The compiler does not immediately evaluate the bound expression of a
lazy val
. It evaluates the variable only on its first access.
Upon initial access, the compiler evaluates the expression and stores the result in the lazy val. Whenever we access this val at a later stage, no execution happens, and the compiler returns the result. Source: https://www.baeldung.com/scala/lazy-val
However, that is not happening.
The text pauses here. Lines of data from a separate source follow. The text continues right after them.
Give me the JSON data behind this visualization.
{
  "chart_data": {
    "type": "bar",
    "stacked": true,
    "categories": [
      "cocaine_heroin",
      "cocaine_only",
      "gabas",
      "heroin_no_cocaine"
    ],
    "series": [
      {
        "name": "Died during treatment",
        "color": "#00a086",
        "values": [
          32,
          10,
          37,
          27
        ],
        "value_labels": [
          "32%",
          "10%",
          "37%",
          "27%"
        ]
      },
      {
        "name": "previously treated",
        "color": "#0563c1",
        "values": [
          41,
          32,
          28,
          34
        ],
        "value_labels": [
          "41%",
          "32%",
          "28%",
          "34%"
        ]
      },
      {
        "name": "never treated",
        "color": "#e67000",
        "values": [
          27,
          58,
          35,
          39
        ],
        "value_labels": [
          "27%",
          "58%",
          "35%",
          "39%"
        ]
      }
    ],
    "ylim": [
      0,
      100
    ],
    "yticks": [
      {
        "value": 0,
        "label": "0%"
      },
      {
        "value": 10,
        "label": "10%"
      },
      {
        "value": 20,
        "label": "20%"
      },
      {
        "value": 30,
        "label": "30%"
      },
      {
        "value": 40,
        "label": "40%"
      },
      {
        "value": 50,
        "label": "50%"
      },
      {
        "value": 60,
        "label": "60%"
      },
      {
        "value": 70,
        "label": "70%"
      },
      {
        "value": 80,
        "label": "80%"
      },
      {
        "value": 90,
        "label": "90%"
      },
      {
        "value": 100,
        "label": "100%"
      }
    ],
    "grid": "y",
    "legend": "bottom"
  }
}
And every invokation does an execution i.e. makes a call to S3 to read again. (confirmed from Spark UI)
Below is a skeleton code. (Spark 2.4.5, Scala 2.1)
The Reader
used is a custom trait not defined below for simplicity:
trait CommonProcessor {
val spark: SparkSession = SparkSession.getActiveSession.get
import spark.implicits._
lazy val studentDataReader: Reader[Setting, DataFrame] =
Reader({config =>
getStudentData(config)
})
def getStudentData(setting: Setting): DataFrame = {
val studentData = getInput(setting, deltaPathToS3) //Behind the scenes calls spark.read.format("delta")
studentData.cache
}
}
trait StudentDataProcessor { self: CommonProcessor =>
import spark.implicits._
lazy val getResult: Reader[Setting, DataFrame] = {
for {
df <- getFinalData
} yield {
dropDuplicates(df)
}
}
lazy val getFinalData: Reader[Setting, DataFrame] = {
for {
studentData <- studentDataReader
studentTeacherData <- studentTeacherDataReader
} yield {
doSomeProcess(studentData, studentTeacherData)
}
}
lazy val studentTeacherDataReader: Reader[Setting, DataFrame] = {
for {
s <- studentDataReader
f <- teacherDataReader
} yield {
mergeData(s, f)
}
}
}
object StudentData extends StudentDataProcessor with CommonProcessor {
def process(setting: Setting) := {
try {
val result = getResult.run(setting)
}
}
}
StudentData.process(setting)
As you can see, I am making 2 calls.
studentData <- studentDataReader
and s <- studentDataReader
. In each call, spark is reading from S3.
What can I do here to have studentDataReader
return a cached result instead of going through whole execution everytime.